Pendant ce temps, les investissements étrangers en Russie et les prêts au pays se sont plus ou moins effondrés même avant que le prix du pétrole ne sombre et transforme la situation en véritable crise financière.

Tout ceci nous amène à deux grandes questions. Tout d’abord, pourquoi Poutine a-t-il fait quelque chose d’aussi stupide ? Et deuxièmement, pourquoi autant de gens influents aux Etats-Unis ont-ils été impressionnés et envieux de sa stupidité ?

La réponse à la première question est évidente lorsque l’on pense au passé de Poutine. Souvenez-vous, c’est un ancien pilier du KGB – ce qui revient à dire qu’il a passé ses jeunes années à être un bandit professionnel. La violence et les menaces, avec en plus des pots de vin et de la corruption sont ce qu’il connaît. Et pendant des années, il n’a eu aucune raison d’apprendre autre chose : les prix élevés du pétrole ont enrichi la Russie, et comme tous ceux qui sont à la tête d’une bulle, il s’est sûrement auto persuadé qu’il était responsable de son propre succès. Je dirais même que cela ne fait que quelques jours qu’il s’est rendu compte qu’il n’avait aucune idée de comment on fonctionne au 21ème siècle.
La réponse à la seconde question est un peu plus compliquée, mais n’oublions pas comment nous nous sommes retrouvés à envahir l’Irak. Ce n’était nullement une réponse au 11 septembre, ni à une preuve avérée de forte menace. C’était plutôt le choix de faire la guerre afin de montrer la puissance des Etats-Unis et que cela serve comme une validation du concept pour toute une série de guerres que les néoconservateurs étaient désireux de faire.

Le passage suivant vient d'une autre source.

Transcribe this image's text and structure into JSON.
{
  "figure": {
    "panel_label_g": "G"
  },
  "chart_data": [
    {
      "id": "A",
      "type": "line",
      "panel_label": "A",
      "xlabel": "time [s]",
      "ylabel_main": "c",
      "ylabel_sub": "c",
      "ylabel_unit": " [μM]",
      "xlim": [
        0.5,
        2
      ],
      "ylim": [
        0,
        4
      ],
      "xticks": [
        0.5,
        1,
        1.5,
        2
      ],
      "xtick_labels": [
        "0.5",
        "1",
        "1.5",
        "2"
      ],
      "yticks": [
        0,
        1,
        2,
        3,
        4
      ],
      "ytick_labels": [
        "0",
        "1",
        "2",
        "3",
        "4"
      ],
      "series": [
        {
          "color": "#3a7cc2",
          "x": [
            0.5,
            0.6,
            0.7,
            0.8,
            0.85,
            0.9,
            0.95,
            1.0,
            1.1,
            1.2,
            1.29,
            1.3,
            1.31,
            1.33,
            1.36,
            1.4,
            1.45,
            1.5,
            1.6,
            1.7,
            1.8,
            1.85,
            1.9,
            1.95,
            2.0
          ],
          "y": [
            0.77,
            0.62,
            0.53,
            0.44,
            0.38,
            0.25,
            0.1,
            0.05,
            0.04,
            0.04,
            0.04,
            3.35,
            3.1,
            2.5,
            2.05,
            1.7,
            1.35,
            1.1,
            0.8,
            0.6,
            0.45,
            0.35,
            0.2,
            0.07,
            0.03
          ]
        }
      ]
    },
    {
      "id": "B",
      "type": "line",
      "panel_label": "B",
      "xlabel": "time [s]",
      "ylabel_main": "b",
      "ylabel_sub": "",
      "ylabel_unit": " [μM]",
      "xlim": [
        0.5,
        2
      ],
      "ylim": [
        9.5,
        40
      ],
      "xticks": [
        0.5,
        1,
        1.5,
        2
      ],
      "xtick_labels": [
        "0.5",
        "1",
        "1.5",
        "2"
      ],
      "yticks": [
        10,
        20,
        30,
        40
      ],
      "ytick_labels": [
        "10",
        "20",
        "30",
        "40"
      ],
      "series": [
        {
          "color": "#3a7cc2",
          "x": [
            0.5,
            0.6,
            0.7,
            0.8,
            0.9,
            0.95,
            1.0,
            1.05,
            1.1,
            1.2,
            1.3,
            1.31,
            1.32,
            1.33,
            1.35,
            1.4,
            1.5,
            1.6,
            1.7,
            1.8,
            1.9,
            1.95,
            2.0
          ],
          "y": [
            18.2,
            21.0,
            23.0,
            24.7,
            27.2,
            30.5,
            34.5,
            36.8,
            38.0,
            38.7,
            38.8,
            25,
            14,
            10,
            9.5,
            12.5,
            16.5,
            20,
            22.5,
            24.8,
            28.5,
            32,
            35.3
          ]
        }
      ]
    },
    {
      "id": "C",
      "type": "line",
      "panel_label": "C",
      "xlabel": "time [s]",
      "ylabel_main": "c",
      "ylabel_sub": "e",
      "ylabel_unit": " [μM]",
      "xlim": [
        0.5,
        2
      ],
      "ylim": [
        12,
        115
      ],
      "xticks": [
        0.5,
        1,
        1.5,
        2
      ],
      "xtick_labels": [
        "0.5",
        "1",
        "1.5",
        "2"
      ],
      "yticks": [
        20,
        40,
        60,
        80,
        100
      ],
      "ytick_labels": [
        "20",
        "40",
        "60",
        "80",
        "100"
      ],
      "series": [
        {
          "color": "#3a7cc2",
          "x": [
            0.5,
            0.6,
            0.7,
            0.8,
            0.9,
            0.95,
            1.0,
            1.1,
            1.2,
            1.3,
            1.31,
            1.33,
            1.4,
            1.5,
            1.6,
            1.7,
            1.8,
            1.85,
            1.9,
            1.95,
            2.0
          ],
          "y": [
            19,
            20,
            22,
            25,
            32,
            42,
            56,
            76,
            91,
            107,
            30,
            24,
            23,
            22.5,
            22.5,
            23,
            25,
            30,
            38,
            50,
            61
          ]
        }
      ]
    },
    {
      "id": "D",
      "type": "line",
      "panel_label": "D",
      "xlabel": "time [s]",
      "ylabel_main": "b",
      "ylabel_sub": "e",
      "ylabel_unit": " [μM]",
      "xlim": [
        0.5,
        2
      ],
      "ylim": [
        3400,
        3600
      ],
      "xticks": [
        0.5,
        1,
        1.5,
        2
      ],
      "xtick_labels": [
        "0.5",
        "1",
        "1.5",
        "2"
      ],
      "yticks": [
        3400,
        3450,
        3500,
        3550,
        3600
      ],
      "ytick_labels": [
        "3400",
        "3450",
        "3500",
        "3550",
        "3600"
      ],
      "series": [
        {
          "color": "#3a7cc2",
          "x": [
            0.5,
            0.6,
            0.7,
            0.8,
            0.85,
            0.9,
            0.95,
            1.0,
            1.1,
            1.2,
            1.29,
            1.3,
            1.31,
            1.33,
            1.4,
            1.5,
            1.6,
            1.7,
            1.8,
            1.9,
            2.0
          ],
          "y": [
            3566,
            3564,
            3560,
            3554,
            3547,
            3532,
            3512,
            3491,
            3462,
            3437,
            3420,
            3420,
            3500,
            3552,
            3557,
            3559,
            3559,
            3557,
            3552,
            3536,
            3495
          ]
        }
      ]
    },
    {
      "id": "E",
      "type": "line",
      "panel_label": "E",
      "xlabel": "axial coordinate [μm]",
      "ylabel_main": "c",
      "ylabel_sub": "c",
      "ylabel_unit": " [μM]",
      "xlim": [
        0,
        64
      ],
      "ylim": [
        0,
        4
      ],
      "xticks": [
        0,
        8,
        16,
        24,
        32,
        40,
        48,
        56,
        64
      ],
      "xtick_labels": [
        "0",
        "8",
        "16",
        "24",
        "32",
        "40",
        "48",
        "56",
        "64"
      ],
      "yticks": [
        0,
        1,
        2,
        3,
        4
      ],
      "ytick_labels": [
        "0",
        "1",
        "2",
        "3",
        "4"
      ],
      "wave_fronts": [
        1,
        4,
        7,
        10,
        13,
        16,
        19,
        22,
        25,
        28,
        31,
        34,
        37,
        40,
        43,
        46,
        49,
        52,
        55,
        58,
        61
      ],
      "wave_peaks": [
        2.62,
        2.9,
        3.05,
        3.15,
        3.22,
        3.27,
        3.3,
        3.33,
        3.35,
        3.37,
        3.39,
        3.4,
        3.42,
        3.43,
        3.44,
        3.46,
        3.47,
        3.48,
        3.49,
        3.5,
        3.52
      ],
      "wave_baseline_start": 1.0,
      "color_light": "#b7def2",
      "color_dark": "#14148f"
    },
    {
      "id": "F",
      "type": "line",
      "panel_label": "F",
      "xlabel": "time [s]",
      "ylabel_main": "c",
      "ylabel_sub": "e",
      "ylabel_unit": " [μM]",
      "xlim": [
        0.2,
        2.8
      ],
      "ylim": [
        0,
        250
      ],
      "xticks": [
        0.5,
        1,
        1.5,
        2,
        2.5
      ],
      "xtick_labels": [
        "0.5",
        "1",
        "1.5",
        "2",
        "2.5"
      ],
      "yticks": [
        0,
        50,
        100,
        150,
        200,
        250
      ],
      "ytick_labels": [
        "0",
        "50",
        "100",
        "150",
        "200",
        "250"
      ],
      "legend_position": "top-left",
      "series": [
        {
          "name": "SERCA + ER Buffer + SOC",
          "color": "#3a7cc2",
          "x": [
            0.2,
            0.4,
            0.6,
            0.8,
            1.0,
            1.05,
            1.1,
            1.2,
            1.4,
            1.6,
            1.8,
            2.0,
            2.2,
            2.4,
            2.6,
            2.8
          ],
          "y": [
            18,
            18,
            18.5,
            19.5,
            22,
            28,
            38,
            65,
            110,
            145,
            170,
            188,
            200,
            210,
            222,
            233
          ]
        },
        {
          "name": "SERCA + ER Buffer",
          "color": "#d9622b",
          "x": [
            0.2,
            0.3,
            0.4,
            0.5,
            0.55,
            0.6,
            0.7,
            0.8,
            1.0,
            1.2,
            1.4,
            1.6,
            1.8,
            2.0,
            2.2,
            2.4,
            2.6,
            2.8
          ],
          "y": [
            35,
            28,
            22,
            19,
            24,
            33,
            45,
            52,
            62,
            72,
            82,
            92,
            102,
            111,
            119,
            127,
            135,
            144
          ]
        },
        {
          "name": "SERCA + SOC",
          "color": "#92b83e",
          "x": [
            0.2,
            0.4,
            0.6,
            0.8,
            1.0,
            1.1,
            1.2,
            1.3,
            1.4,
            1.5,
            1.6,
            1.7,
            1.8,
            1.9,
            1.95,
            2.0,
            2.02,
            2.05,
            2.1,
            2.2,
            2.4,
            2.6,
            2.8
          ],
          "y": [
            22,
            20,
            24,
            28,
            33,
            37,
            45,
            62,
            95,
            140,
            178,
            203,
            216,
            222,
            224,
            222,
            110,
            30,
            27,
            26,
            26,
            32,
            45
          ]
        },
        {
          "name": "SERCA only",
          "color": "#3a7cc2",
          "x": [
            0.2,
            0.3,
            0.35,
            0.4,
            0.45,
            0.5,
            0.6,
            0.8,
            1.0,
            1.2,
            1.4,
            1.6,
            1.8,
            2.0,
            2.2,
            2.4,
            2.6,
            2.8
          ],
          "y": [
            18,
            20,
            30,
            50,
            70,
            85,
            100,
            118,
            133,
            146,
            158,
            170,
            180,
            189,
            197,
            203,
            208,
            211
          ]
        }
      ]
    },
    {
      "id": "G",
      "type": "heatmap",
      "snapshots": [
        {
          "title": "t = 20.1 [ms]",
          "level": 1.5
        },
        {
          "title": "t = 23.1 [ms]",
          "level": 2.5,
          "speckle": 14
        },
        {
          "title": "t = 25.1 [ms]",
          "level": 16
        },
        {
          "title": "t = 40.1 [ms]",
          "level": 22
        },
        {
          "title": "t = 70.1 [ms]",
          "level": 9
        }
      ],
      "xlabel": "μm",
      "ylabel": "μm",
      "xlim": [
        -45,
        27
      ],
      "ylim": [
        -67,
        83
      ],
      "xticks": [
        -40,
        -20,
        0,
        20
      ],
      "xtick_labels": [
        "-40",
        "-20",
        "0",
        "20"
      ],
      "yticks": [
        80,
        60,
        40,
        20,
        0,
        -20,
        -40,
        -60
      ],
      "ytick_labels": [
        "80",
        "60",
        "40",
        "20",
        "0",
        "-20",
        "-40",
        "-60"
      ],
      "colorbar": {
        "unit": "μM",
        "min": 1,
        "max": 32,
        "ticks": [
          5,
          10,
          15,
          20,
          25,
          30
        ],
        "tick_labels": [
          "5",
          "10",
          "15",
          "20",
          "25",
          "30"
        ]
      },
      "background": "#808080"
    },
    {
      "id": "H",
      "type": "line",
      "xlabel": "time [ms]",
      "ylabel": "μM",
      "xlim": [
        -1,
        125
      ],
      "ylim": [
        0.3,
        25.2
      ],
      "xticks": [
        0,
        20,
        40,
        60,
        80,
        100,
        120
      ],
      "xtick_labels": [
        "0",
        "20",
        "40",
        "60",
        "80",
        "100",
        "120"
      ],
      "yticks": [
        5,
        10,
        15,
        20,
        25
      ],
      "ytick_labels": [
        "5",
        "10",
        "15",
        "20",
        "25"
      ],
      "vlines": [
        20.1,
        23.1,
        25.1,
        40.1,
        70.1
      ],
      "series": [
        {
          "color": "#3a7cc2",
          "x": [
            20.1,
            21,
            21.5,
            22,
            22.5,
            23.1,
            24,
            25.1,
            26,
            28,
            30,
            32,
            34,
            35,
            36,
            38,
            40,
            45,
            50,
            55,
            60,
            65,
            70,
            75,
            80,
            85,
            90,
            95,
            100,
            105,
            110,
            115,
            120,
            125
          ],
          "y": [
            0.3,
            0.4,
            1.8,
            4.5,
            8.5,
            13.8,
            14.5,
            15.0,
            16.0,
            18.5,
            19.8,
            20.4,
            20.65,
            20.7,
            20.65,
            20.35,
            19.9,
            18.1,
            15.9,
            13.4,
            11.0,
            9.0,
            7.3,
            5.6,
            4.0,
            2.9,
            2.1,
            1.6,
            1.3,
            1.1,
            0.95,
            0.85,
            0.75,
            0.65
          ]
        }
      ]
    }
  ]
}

Vous vous souvenez de ça : "Tout le monde veut aller à Bagdad. Seuls les vrais hommes veulent aller à Téhéran" ?

Ce qu’il faut retenir, c’est qu’il y a toujours une faction politique puissante en Amérique qui est persuadée que la conquête paie et qu’en général, la façon d’être fort, c’est d’agir comme un dur et de faire peur aux gens. D’ailleurs, on suspecte que cette notion erronée du pouvoir explique pourquoi les architectes de la guerre ont fait de la torture une routine – ce n’est pas seulement une question de résultats mais surtout montrer qu’on est prêts à faire tout ce qu’il faudra.

Les néoconservateurs ont été rudement secoués lorsque l’occupation de l’Irak s’est transformée en fiasco sanglant, mais ils n’en ont pas tiré les leçons. (Qui le fait de nos jours ?) Et ils ont donc considéré les aventures russes avec admiration et envie. Ils ont peut-être affirmé être inquiets quant aux propositions russes, croire que Poutine, "voilà ce qu’on appelle un dirigeant", jouait aux échecs contre le Président Barack Obama qui jouait aux billes. Mais ce qui les a vraiment dérangés, c’est que Poutine vivait la vie qu’ils avaient toujours imaginée pour eux-mêmes.

Cependant, la vérité c’est que la guerre ne paie vraiment, vraiment pas. L’aventure en Irak s’est terminée en laissant les Etats-Unis dans une position plus faible dans le monde, tout en leur coûtant plus de 800 milliards de dollars en dépenses directes et bien davantage en coûts indirects. L’Amérique est une véritable super puissance, donc nous pouvons faire face à ces pertes – bien que l’on frissonne à l’idée de ce qui aurait pu se passer si on avait donné l’opportunité aux "vrais hommes" de se diriger vers d’autres cibles. Mais une pétro-économie financièrement fragile comme l’est la Russie n’a pas le loisir de faire passer ses erreurs.

J’ignore totalement ce qui va arriver au régime de Poutine. Mais Poutine nous a offert à tous une leçon très importante. Peu importent le choc et la stupeur : dans notre monde moderne, la conquête, c’est pour les losers.